There are two main programs for the corporate bond market. First is the corporate bond and CP purchase program. It is about 7.6 trillion KRW in scale, with funding support from the Industrial Bank of Korea and the Korea Development Bank. It mainly purchases non-investment grade corporate bonds.
The second is the Primary Collateralized Bond Obligation (P-CBO) program. It collects bonds from companies with low credit ratings that find it difficult to issue corporate bonds, then issues bonds backed by guarantees from institutions like the Korea Credit Guarantee Fund. Previously, support was provided for ratings from A- to BBB-, but the support target has been expanded to BB- or higher for general companies and BBB- or higher for credit finance companies.
The Special Purpose Vehicle (SPV) for corporate bond and CP liquidity support, introduced during COVID-19, is not currently operating. Unlike in 2020, there is no shortage of money in the bond market now.
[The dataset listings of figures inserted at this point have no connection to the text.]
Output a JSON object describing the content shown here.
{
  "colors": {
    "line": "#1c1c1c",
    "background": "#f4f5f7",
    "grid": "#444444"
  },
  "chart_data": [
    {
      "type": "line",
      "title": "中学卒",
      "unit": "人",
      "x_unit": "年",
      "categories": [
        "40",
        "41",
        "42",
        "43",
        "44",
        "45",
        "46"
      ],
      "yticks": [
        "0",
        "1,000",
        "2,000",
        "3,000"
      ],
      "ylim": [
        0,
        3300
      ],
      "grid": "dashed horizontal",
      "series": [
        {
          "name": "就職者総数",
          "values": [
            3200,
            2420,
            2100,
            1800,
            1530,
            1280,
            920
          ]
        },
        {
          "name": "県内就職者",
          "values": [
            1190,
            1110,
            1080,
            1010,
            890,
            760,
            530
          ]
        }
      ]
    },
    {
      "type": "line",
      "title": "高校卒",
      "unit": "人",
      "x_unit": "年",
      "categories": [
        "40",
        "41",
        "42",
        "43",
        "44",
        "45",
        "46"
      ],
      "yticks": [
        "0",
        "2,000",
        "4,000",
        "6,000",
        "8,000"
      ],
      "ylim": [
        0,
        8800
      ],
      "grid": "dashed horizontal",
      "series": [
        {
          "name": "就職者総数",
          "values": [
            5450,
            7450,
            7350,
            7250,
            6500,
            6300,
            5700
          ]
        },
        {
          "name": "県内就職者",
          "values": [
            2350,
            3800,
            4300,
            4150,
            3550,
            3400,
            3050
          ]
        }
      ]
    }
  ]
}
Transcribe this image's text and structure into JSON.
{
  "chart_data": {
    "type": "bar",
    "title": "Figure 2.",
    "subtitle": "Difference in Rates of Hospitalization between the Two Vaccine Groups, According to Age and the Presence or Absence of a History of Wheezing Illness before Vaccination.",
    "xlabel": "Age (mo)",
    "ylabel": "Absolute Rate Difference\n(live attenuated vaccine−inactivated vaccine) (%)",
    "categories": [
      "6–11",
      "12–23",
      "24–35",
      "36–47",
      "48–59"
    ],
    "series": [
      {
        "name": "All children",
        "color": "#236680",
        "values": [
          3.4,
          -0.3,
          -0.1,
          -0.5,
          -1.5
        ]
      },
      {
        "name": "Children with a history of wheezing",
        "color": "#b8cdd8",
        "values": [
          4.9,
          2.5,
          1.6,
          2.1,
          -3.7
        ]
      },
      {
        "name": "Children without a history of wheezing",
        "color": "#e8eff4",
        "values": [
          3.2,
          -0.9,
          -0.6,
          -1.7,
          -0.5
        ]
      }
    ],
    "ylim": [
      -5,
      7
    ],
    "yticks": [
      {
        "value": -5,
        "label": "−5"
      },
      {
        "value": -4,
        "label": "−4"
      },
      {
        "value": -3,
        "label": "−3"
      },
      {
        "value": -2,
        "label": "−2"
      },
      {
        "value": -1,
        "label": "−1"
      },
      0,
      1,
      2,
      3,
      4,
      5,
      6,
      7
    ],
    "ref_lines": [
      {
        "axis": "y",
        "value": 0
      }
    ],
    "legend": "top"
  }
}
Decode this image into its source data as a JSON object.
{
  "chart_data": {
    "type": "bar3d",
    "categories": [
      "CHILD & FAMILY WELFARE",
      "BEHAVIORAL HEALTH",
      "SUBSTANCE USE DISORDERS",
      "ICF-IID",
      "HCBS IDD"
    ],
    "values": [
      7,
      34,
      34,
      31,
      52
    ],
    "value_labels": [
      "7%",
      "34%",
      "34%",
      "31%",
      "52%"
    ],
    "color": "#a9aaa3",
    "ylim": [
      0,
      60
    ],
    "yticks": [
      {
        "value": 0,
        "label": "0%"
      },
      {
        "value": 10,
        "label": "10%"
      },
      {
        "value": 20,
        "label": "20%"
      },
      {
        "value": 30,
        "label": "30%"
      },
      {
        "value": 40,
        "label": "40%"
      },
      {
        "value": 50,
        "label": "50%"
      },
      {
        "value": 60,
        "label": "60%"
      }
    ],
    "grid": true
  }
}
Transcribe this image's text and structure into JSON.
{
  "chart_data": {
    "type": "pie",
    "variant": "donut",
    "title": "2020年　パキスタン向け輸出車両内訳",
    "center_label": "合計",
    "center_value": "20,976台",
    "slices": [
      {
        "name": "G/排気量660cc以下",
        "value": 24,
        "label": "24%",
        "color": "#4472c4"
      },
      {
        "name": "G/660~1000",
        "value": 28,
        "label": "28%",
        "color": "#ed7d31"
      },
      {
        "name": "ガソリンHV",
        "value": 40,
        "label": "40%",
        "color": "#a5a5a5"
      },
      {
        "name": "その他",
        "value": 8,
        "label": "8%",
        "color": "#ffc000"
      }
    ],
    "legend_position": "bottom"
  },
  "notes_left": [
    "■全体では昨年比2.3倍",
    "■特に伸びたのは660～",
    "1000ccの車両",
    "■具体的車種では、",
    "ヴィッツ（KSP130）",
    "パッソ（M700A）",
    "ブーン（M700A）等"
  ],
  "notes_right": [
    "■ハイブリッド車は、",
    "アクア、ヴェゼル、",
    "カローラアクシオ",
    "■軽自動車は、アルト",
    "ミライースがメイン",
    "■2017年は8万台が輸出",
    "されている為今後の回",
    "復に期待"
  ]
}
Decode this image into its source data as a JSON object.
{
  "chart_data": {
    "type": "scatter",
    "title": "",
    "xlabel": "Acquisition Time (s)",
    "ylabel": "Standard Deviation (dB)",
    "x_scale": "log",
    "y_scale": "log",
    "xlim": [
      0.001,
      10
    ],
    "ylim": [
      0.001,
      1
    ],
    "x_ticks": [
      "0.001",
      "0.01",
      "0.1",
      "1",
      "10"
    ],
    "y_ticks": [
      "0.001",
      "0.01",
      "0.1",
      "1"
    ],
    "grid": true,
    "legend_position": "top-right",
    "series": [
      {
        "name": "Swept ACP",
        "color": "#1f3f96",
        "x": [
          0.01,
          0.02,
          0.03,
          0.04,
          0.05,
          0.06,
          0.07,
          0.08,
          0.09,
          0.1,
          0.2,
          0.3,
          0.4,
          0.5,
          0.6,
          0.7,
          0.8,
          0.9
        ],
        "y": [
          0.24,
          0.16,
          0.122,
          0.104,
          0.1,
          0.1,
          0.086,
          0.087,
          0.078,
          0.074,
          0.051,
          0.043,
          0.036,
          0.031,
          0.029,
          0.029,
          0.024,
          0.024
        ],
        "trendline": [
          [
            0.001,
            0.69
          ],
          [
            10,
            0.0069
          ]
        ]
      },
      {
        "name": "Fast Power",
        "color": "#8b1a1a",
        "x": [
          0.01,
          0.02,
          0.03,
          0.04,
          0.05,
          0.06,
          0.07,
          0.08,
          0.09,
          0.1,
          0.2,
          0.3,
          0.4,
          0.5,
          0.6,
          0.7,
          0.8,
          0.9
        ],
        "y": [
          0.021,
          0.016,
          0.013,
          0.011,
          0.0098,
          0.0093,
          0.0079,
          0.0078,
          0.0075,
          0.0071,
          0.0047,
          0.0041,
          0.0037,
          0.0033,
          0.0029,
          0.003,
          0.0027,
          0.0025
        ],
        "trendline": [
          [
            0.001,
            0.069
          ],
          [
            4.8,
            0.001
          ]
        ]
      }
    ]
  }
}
However, so far, warmth has only spread to the lower end of the bond market. Many variables remain before it spreads to the upper end. Above all, the direction of interest rates is key. Investment sentiment could change depending on the rate hike magnitude at the February Federal Open Market Committee (FOMC) meeting. The market is betting on rate cuts within the year. The market interest rate inversion phenomenon continues, where market rates fall below the base rate. The 3-year Treasury bond rate has been below the base rate (3.50%) for four consecutive trading days from the 13th to the 18th after the Bank of Korea's Monetary Policy Committee meeting.
The recession is also becoming visible. Exports from January 1 to 10 (provisional customs clearance basis) amounted to 13.862 billion USD, down 0.9% from the same period last year. Exports have been in decline for three consecutive months since October last year.
There are also expectations that credit ratings of major companies in construction and chemical sectors may fall further depending on economic fluctuations. Investment sentiment for non-investment grade bonds is likely to freeze further. Calls to guard against liquidity crunches in specific industries may grow louder.